Do the work internally at no additional costs with UCB Academic Senate Leadership (C. Kutz/F. Doyle), the world – class professional UCB faculty/ staff, & the UCB Chancellor’s bloated staff (G. Breslauer, N. Brostrom, F. Yeary, P. Hoffman, C. Holmes etc) & President Yudof.
President Yudof’s UCB Chancellor should do the high paid work he is paid for instead of hiring expensive East Coast consults to do the work of his job. ‘World class’ smart executives like Chancellor Birgeneau need to do the hard work analysis, and make the tough-minded difficult, decisions to identify inefficiencies.
Where do the $3,000,000 consultants get their recommendations?
From interviewing the UCB senior management that hired them and approves their monthly consultant fees and expense reports. Remember the nationally known auditing firm who said the right things and submitted recommendations that senior management wanted to hear and fooled the public, state, federal agencies?
$3 million impartial consultants never bite the hands (Chancellor Birgeneau/ Chancellor Yeary) that feed them!
Mr. Birgeneau’s accountabilities include “inspiring innovation, leading change.” This involves “defining outcomes, energizing others at all levels and ensuring continuing commitment.” Instead of deploying his leadership and setting a good example by doing the work of his Chancellor’s job, Mr. Birgeneau outsourced his work to the $3,000,000 consultants. Doesn’t he engage UC and UC Berkeley people at all levels to examine inefficiencies and recommend $150 million of trims? Hasn’t he talked to Cornell and the University of North Carolina – which also hired the consultants — about best practices and recommendations that will eliminate inefficiencies?
No wonder the faculty, staff, students, Senate & Assembly are angry and suspicious.
In today’s recession economy three million dollars is a irresponsible price to pay when a knowledgeable ‘world-class’ UCB Chancellor and his bloated staff do not do the work of their jobs.
Take action: use the phone. Together, we will make a difference: save $3 million for students!
[...] Carey observes the financial havoc within California’s university system and takes shots at the University [...]
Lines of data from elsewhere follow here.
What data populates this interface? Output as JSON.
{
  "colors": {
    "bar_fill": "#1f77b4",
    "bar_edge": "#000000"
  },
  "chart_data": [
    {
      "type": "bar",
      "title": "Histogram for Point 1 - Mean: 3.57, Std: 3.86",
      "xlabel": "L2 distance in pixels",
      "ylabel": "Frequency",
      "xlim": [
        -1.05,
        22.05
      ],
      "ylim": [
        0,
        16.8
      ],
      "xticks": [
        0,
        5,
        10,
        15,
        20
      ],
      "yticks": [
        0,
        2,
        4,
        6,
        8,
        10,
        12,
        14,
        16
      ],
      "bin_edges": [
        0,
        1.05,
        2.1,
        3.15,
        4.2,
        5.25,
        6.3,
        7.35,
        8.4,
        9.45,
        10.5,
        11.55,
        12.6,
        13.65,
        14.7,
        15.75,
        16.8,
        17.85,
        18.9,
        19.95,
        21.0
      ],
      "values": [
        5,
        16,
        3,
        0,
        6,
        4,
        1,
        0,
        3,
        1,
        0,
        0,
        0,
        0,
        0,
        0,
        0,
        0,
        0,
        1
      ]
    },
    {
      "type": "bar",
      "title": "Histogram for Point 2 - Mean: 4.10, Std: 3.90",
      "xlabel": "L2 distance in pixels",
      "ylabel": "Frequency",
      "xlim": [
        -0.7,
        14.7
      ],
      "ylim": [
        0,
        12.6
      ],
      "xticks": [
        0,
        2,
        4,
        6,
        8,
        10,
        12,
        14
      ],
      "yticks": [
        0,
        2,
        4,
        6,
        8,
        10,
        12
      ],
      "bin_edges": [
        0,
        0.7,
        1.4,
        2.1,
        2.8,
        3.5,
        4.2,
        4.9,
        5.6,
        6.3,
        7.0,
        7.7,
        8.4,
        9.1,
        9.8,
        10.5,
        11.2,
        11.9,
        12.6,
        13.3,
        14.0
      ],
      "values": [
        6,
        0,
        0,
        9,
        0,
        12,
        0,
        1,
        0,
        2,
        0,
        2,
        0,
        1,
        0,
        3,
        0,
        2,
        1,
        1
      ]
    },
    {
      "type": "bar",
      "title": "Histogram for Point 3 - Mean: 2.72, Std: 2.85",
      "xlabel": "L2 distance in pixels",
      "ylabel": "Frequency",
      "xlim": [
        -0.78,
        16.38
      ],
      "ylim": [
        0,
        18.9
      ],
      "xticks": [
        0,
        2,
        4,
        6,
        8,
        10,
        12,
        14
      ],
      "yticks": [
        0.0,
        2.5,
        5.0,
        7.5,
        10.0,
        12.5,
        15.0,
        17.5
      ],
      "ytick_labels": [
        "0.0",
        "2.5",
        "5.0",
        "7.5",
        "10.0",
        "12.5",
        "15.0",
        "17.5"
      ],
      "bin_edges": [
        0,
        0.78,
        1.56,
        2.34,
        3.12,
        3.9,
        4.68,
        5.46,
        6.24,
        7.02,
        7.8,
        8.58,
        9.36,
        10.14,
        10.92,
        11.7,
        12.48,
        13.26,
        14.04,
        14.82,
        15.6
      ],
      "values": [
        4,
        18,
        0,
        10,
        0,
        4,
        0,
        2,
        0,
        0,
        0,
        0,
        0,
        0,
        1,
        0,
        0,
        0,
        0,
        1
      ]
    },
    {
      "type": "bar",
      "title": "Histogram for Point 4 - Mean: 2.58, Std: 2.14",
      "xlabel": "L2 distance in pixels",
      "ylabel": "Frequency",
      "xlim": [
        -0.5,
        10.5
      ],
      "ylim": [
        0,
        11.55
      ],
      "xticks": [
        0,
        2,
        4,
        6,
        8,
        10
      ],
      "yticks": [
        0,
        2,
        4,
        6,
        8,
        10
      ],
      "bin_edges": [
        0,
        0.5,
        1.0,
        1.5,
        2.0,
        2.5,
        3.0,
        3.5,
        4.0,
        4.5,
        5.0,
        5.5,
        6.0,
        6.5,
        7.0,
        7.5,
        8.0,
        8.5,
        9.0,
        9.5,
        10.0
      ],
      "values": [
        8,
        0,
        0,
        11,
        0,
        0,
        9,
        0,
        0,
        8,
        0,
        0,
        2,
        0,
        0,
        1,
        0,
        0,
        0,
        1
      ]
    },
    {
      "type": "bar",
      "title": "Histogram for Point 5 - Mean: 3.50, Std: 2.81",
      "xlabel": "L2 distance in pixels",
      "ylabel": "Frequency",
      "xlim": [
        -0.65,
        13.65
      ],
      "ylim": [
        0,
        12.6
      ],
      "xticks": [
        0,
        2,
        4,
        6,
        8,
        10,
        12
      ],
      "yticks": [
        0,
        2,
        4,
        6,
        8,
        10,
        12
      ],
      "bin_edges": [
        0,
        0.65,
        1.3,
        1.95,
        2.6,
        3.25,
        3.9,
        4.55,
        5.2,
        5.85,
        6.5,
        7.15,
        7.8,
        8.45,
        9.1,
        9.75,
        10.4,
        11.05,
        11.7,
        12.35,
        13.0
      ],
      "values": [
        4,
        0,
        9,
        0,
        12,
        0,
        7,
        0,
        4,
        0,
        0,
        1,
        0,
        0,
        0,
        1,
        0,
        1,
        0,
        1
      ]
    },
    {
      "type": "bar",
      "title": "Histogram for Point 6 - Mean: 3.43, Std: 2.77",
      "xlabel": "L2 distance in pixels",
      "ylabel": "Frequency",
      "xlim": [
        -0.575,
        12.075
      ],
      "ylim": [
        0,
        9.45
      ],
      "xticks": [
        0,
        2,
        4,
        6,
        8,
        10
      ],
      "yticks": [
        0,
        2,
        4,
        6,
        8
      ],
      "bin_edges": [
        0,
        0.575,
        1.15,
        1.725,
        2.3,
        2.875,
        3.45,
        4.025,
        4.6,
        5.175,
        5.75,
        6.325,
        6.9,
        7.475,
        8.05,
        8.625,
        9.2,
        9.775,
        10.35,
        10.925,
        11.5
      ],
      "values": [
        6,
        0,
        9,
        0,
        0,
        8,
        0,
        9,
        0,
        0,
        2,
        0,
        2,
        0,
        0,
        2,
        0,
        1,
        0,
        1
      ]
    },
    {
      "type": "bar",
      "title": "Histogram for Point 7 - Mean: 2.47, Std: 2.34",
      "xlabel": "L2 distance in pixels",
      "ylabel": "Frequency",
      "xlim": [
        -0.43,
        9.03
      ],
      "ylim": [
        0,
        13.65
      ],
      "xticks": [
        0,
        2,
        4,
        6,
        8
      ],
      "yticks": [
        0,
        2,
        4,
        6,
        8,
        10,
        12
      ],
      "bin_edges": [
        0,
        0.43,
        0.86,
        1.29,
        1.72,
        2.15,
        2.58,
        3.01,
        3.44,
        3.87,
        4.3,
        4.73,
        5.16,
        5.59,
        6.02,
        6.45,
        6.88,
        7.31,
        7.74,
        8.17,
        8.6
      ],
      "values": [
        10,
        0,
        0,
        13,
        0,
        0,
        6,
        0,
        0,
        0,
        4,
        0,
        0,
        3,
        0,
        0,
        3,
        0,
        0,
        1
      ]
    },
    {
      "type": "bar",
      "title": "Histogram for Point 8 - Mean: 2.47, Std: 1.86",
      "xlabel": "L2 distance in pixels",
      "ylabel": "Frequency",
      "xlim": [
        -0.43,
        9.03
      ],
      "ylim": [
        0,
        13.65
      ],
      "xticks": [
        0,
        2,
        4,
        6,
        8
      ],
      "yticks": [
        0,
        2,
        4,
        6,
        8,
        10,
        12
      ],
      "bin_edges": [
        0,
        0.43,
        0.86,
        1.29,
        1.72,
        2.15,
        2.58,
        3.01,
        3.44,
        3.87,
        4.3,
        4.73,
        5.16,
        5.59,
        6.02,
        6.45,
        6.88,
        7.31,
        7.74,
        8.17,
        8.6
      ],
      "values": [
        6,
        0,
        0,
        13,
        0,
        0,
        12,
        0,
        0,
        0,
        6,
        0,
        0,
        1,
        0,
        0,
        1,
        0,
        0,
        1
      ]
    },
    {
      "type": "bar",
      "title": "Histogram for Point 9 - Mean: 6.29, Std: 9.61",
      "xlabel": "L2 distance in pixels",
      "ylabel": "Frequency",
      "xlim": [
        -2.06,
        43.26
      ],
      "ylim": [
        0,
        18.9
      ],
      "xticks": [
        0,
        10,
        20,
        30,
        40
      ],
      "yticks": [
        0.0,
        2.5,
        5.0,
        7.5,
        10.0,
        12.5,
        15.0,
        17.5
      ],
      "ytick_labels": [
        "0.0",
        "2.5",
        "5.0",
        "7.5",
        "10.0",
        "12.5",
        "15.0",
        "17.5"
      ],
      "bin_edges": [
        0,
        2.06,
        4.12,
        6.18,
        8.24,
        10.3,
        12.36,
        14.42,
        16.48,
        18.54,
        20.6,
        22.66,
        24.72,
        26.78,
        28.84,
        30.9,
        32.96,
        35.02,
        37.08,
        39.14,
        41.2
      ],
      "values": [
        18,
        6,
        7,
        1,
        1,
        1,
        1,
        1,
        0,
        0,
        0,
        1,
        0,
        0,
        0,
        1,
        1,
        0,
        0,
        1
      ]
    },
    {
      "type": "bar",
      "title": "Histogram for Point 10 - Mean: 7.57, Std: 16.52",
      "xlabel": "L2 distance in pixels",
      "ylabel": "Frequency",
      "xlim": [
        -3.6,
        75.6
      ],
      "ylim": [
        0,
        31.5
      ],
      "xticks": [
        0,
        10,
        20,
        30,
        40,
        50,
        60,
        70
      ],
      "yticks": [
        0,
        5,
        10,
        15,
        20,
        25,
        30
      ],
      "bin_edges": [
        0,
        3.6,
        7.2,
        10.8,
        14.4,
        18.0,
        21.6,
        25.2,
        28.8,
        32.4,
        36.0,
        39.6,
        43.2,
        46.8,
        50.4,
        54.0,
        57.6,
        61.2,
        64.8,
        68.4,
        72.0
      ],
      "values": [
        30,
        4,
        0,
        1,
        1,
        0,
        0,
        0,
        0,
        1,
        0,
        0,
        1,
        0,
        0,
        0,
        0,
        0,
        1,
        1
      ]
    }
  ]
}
I didn’t include the “in current dollars” disclaimer because I would never present such a comparison in anything other than inflation-adjusted dollars. I just assumed readers would understand that. To say that “in reality” the state gave about $13,000 per student in 1990 is like saying that “in reality” Americans lived in a low-price utopia in 1890. It’s irresponsible.
Hold the university accountable for what, exactly? Do you think the tuition increases and funding cuts are coincidental?
First let’s get some facts right – it is untrue to simply state that, “California’s per-student contribution to the U.C. budget has declined from $16,430 in 1990 to $7,570 today.” In reality, the state gave about $13,000 per student in 1990 and $14,300 in 2009. The UC system constantly uses some unstated inflation-adjustment calculation to circulate the figure that Carey presents. However, Carey does not even add the UC’s usual “in current dollars” disclaimer.
While it is true that “The most recent budget slashed U.C. funding by $637 million,” this represents less than 3% of the UC budget of over $21 billion, and this comes after a record year of revenue. The reason why the faculty, students, and unions don’t simply focus all of their attention on Sacramento is that we realize that we have to both fight for more state funding and hold the university accountable.
Carey labels the UC students as white and upper-class, but UC has the most diverse student body of any major research university. What the students, faculty, and unions are trying to protect is access, affordability and quality for all eligible Californians. This is not an elitist group hiding behind minority labels.